When I was new to teaching ESL grammar classes, I often fell into the trap of assuming that the students in my class needed to be "filled" - as Paolo Freire would say - with explicit rules prior to having the skills to think critically about how and what they wanted to communicate.
But I learned, and I improved my method of instruction. Yet there are still those days...
I blame it in part on a lack of planning, or even better a lack of time for planning. And I sometimes fault my students who often seem more interested in simply being "programmed" so that they can use English grammar "right" (whatever that means) in order to satisfy other instructors' hyper-focus on form over function, on quality of writing over quality of critical or creative thinking.
But there are those days...
I come to class with the goal of "teaching" grammar.
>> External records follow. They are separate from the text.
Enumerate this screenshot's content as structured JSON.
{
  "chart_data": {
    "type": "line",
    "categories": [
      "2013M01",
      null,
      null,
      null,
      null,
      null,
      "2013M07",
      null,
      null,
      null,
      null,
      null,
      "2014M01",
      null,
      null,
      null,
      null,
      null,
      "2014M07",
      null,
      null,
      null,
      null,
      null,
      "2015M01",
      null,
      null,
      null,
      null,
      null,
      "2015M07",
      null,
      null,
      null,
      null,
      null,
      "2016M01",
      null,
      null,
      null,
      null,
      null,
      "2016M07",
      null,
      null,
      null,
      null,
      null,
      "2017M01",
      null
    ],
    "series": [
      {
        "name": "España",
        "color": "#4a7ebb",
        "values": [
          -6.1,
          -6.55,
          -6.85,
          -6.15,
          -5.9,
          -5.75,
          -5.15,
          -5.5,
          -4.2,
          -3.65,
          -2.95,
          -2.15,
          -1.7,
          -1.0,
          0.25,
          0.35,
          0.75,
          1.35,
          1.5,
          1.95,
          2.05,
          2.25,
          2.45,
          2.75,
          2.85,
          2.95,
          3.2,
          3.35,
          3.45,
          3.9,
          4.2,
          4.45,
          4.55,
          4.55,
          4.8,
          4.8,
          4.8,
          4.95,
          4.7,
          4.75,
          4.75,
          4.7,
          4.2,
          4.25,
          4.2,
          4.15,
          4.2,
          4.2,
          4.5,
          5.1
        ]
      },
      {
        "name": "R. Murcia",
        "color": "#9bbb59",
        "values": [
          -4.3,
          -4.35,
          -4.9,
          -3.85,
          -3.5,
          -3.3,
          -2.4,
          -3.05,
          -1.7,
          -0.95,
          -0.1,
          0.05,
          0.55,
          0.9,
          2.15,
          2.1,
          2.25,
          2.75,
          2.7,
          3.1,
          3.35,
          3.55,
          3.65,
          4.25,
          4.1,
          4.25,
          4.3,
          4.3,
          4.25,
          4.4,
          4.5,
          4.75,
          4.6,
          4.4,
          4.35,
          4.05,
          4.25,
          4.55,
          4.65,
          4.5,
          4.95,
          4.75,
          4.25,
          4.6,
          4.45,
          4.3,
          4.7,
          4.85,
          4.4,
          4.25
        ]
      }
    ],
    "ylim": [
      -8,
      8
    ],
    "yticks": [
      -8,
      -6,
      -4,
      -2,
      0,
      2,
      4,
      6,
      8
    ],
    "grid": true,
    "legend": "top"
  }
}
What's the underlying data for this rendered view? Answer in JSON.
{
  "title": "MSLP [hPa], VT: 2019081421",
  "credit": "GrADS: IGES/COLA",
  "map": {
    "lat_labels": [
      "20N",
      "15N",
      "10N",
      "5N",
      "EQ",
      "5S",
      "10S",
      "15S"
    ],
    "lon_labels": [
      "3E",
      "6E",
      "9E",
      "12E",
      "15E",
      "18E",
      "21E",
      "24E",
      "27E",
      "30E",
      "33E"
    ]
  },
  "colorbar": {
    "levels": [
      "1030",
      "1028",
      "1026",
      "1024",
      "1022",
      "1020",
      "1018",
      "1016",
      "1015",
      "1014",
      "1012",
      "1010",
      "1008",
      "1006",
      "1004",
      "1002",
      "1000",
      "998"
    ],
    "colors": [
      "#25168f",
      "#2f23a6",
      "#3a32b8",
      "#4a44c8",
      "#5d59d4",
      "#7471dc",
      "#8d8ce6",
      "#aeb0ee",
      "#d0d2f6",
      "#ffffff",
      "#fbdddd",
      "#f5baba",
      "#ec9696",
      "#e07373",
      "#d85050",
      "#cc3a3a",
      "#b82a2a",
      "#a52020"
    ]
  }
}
The grammar trees I learned in junior high school come charging into my mind and I feel that today, today is the day my students will finally "master" the use of the subjunctive. I convince myself that a straightforward list of rules and examples, a recitation of forms and example sentences, and a follow-up quiz will do the trick. It's as though I cannot control myself. Is it my grammar alter-ego? (please read about some ideas from the real ME in my article on grammar and philosophy)
Am I alone in this? Is their anyone who finds herself or himself sometimes drift or lapse into an outdated method of teaching grammar? Why do we do it? What comes over us?
It would be great to read about your experiences.